“Chaque cycle électoral a été marqué par les pressions du pouvoir en place pour s’assurer la victoire”, explique un observateur international installé à Kinshasa. “Mais on peut dire qu’ici, on ne semble jamais tirer les enseignements des précédents scrutins, si ce n’est pour faire chaque fois pire. 2023 ne devrait pas échapper à cette nouvelle logique congolaise”.
En point d’orgue de ce constat, l’absence plus que probable d’un audit international indépendant du fichier électoral suite au refus de l’Organisation internationale de la Francophonie (OIF) d’accepter de se plier au calendrier de la Commission électorale nationale indépendante qui n’accordait que cinq jours aux experts pour traiter ce fichier qui devrait comprendre approximativement 50 millions d’entrées.
RDC : Pourquoi la présidentielle de 2023 est en grand danger
“C’est évidemment irréalisable et l’OIF a expliqué par courrier le 3 mai son incapacité à réaliser un travail sérieux dans ce délai. Il faut se souvenir qu’en 2018, l’audit qui avait permis de supprimer plus de 6 millions de doublons dans ce fichier avait eu besoin de trois semaines d’un travail de fourmi pour effectuer ce travail”, poursuit un habitué des processus électoraux en Afrique centrale.
L’OIF invitée par la Ceni
Un refus présenté ce jeudi comme une victoire par le Front des Congolais pour la sauvegarde de l’Intégrité territoriale de la RDC (FCSI-RDC), une structure créée il y a une semaine et qui milite pour que cet audit international indépendant ne puisse être conduit par l’OIF sous le prétexte que cette institution est dirigée depuis deux mandats par l’ancienne ministre des Affaires étrangères du Rwanda, Mme Louise Mushikiwabo. “À les lire, on a le sentiment que ce serait le combat des Congolais soucieux de leur indépendance qui aurait poussé l’OIF à renoncer à ce travail, ce qui est une réécriture évidemment fallacieuse de l’histoire”, poursuit notre expert.
Dans le communiqué du jour, le FCSI-RDC poursuit en expliquant que le combat de la souveraineté de la RDC doit continuer pour que d’autres organisations étrangères qui n’ont pas dénoncé l’agression de la RDC par le Rwanda ne pensent pas combler l’ambition de l’OIF d’accéder à nos données stratégiques”. En d’autres mots, pas question qu’une autre société étrangère vienne mettre son nez dans ce fichier électoral. “Il faut bien se rendre compte que pour tenir le calendrier annoncé par le président de la Ceni Denis Kadima, il faudrait que cette éventuelle société soit en mesure d’effectuer ce travail entre le 15 et le 20 mai. Aucune société sérieuse ne peut prétendre à cet exploit”.
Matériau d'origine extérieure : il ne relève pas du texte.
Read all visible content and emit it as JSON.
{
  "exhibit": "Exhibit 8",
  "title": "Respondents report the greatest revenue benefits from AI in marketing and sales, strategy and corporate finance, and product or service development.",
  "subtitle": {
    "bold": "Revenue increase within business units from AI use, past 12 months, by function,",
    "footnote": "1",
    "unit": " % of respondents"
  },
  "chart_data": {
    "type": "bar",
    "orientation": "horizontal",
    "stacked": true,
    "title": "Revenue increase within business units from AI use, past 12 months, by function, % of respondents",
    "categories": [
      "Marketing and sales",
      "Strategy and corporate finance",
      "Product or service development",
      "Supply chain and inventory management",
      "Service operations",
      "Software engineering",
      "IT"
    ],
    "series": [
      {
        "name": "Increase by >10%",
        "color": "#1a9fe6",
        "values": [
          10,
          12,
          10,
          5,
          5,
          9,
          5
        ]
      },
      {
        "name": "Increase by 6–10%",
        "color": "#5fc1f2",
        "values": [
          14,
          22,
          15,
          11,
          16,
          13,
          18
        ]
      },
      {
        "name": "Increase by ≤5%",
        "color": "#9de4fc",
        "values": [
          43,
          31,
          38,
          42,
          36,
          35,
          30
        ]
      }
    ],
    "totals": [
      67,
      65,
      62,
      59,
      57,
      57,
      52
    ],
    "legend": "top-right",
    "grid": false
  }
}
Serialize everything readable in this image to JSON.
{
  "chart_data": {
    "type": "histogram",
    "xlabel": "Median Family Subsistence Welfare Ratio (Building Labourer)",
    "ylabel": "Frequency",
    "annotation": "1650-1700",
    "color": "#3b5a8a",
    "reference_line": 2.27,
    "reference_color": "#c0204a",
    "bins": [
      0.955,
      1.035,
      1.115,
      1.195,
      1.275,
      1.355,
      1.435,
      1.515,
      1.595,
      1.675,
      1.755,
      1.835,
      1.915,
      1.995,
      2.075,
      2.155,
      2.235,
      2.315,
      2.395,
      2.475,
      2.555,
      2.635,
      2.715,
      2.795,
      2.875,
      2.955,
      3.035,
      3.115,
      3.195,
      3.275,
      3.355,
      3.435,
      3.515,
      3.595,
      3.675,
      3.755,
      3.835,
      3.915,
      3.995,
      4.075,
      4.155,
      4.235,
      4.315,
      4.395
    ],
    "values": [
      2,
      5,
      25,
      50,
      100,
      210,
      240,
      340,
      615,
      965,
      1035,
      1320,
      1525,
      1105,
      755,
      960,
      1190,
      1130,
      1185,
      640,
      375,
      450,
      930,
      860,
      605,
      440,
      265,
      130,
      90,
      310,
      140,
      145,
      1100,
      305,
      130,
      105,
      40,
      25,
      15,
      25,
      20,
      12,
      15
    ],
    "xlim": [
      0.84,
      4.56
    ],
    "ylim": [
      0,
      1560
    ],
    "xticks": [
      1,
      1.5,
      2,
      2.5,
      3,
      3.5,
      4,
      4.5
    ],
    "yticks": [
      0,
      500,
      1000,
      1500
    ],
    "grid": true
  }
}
La sortie de la FCSI doit être lue à l’aune des tensions au sein d’une Ceni bien moins monolithique qu’il ne peut y paraître. Certains, au sein de cette commission électorale, espèrent toujours un audit qui accorderait une crédibilité supplémentaire à ce processus de plus en plus douteux. D’autres préférant passer en force en jouant la carte de la résistance patriotique pour ne pas donner accès à ce fichier à des entreprises étrangères. “Il faut se rappeler que si l’OIF s’est présentée à Kinshasa, c’est à l’invitation de Denis Kadima et que ce FCSI-RDC est sorti de nulle part quand les premières rumeurs d’un refus de l’OIF de se plier au calendrier de la Ceni sont apparues”, poursuit encore notre expert.
Y aller ou pas ?
Face à cette détermination de la Ceni et du pouvoir de Félix Thisekedi d’organiser ce scrutin coûte que coûte, une partie de l’opposition, emmenée par le FCC de l’ancien président Joseph Kabila, a depuis plusieurs semaines annoncé qu’il boycottait ce scrutin. “Participer, c’est donner de la crédibilité à cette élection qui n’est qu’une vaste mascarade”, explique un des cadres de ce parti. Pour Delly Sesanga, de passage en France cette fin de semaine, qui fut le premier homme politique à quitter la majorité de Félix Tshisekedi, “le boycott passif n’est pas une solution. C’est abandonner la scène politique à un pouvoir dont on a compris qu’il ne pourra jamais apporter la moindre once de solution pour le pays. Les irrégularités du processus électoral sont grossières, les Congolais ne sont pas dupes. C’est pour cela que le 13 mai, nous serons dans les rues de Kinshasa avec Fayulu, Katumbi, Matata et nos supporters pour montrer au pouvoir qu’on ne veut pas se faire voler une fois de plus les élections”.